Egg prices have surged dramatically in recent months, driven by a combination of bird flu outbreaks, rising production costs, and new state regulations on how hens are housed. If you’ve noticed eggs costing $5 to $10 a dozen depending on where you live, you’re not imagining things. A few overlapping forces explain why.
Some searchers may also be wondering why eggs are high in cholesterol or nutrients. That’s covered below too, since eggs pack a surprisingly dense nutritional profile into a small package.
Bird Flu Is the Biggest Price Driver
The highly pathogenic avian influenza virus, H5N1, has forced U.S. poultry farmers to cull more than 150 million chickens since January 2024. When a flock tests positive, the entire operation is typically depopulated to contain the spread. That’s an enormous hit to the nation’s laying hen population, and it takes months for farms to restock and return to full production.
The result: egg supply is roughly 7 to 10% lower than it would be without those losses. That gap between supply and demand has pushed retail prices as high as $9 a dozen in some areas, with grocery stores periodically running out between wholesale shipments. Even a modest supply shortage in a product this widely consumed creates intense price pressure at the register.
Cage-Free Laws Add to the Cost
Since 2018, California, Massachusetts, and close to a dozen other states have adopted laws requiring that all eggs sold within their borders come from cage-free hens. These housing systems give birds more space and freedom of movement, but they cost more to operate. Labor costs alone can triple compared to conventional cage systems, and feed costs run about 2.6% higher in aviary-style barns.
The price difference is visible across state lines. In January, a dozen eggs cost $6.29 in Royal Oak, Michigan (a cage-free mandate state), while just over the border in Toledo, Ohio (no such law), eggs were under $4. In California, prices have approached $10 a dozen, nearly double the national average of just under $5. A study in the American Journal of Agricultural Economics estimated that California’s cage-free law alone would cause annual welfare losses of $72 million for households in the state.
Nevada took the unusual step of building an emergency clause into its cage-free law, allowing the mandate to be temporarily suspended for 120 days during supply crises. The federal Department of Agriculture has also signaled interest in examining whether state-level cage-free mandates are contributing to price volatility.

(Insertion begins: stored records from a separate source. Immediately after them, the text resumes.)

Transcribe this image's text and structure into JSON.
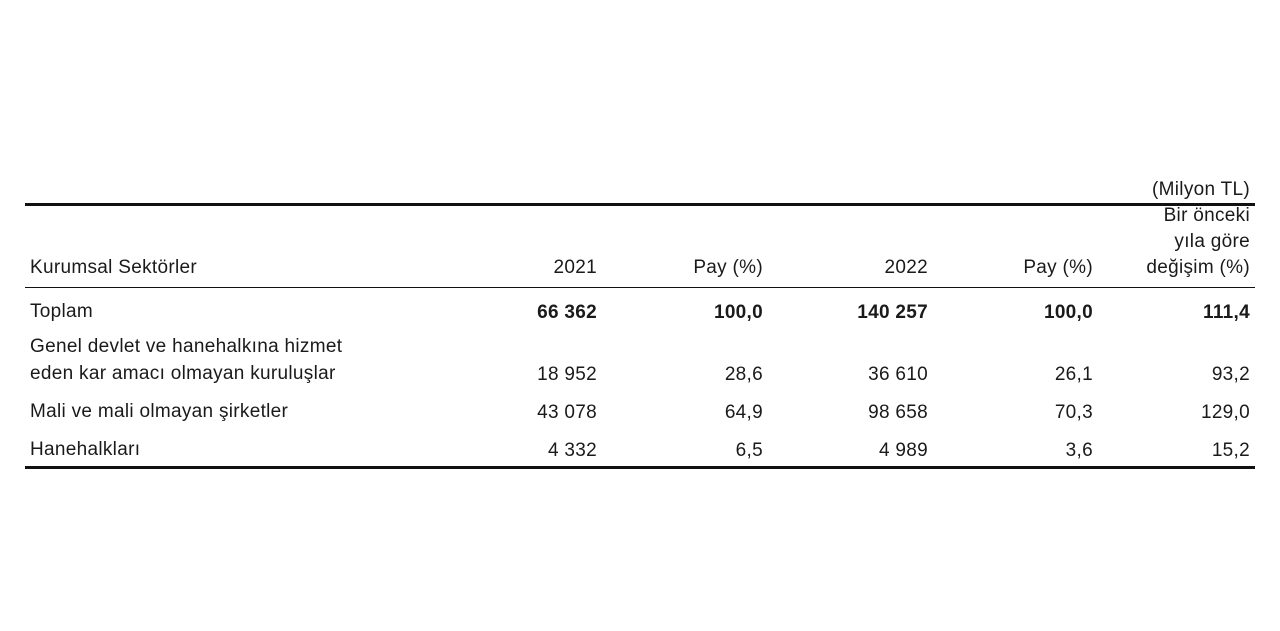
{
  "header": {
    "unit": "(Milyon TL)",
    "columns": [
      [
        "Kurumsal Sektörler"
      ],
      [
        "2021"
      ],
      [
        "Pay (%)"
      ],
      [
        "2022"
      ],
      [
        "Pay (%)"
      ],
      [
        "Bir önceki",
        "yıla göre",
        "değişim (%)"
      ]
    ]
  },
  "table": {
    "rows": [
      {
        "label": [
          "Toplam"
        ],
        "cells": [
          "66 362",
          "100,0",
          "140 257",
          "100,0",
          "111,4"
        ]
      },
      {
        "label": [
          "Genel devlet ve hanehalkına hizmet",
          "eden kar amacı olmayan kuruluşlar"
        ],
        "cells": [
          "18 952",
          "28,6",
          "36 610",
          "26,1",
          "93,2"
        ]
      },
      {
        "label": [
          "Mali ve mali olmayan şirketler"
        ],
        "cells": [
          "43 078",
          "64,9",
          "98 658",
          "70,3",
          "129,0"
        ]
      },
      {
        "label": [
          "Hanehalkları"
        ],
        "cells": [
          "4 332",
          "6,5",
          "4 989",
          "3,6",
          "15,2"
        ]
      }
    ]
  }
}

Feed, Fuel, and Labor Costs
Beyond bird flu and regulation, the basic inputs for egg production have gotten more expensive. Hens eat corn and soybean meal, and those commodity prices have fluctuated significantly in recent years. Energy costs for heating, cooling, and lighting barns factor in too. These aren’t dramatic headline-makers like avian flu, but they form a steady upward baseline that makes eggs more expensive to produce regardless of flock size.
Why Eggs Are High in Cholesterol
If your search was about nutrition rather than price, here’s the short answer: one large egg contains about 186 milligrams of cholesterol, all of it concentrated in the yolk. Egg whites contain zero cholesterol. That 186 mg figure made eggs a dietary villain for decades, but the picture has shifted considerably.
For most people, the cholesterol you eat has only a modest effect on the cholesterol circulating in your blood. Your liver produces the majority of your blood cholesterol and adjusts its output based on what you consume. Eat more cholesterol, and your liver typically dials back its own production. This internal regulation means a daily egg doesn’t move the needle much for the average person. The American Heart Association supports consuming up to one whole egg per day as part of a healthy dietary pattern for people with normal cholesterol levels.
There’s an important exception. Some people are “hyper-responders,” meaning their blood cholesterol rises and falls strongly in response to dietary cholesterol. For these individuals, limiting cholesterol-rich foods can make a real difference. If you have high cholesterol or heart disease, it’s worth knowing whether you fall into this category.
What Makes Eggs So Nutrient-Dense
Eggs are high in more than just cholesterol. They’re one of the richest dietary sources of choline, a nutrient essential for brain function and nervous system signaling. A single yolk provides about 115 mg of choline, more per serving than milk or most other common foods. Most people don’t get enough choline from their diet.
Yolks also contain lutein and zeaxanthin, two antioxidants that protect eye health and are the only carotenoids capable of crossing into brain tissue. They accumulate in the retina and the brain, where they play a role in both vision and cognitive function. Eggs also supply DHA, an omega-3 fat linked to brain development, along with B vitamins, vitamin D, selenium, and iron.
On the protein side, eggs are essentially the gold standard. Their protein digestibility score is a perfect 1.0, matching whey protein and casein. This means your body can absorb and use virtually all of the protein an egg provides. One large egg delivers about 6 grams of complete protein, containing all the essential amino acids in proportions your body can readily use. For a food that costs (even at today’s inflated prices) well under a dollar per serving, eggs remain one of the most efficient sources of high-quality nutrition available.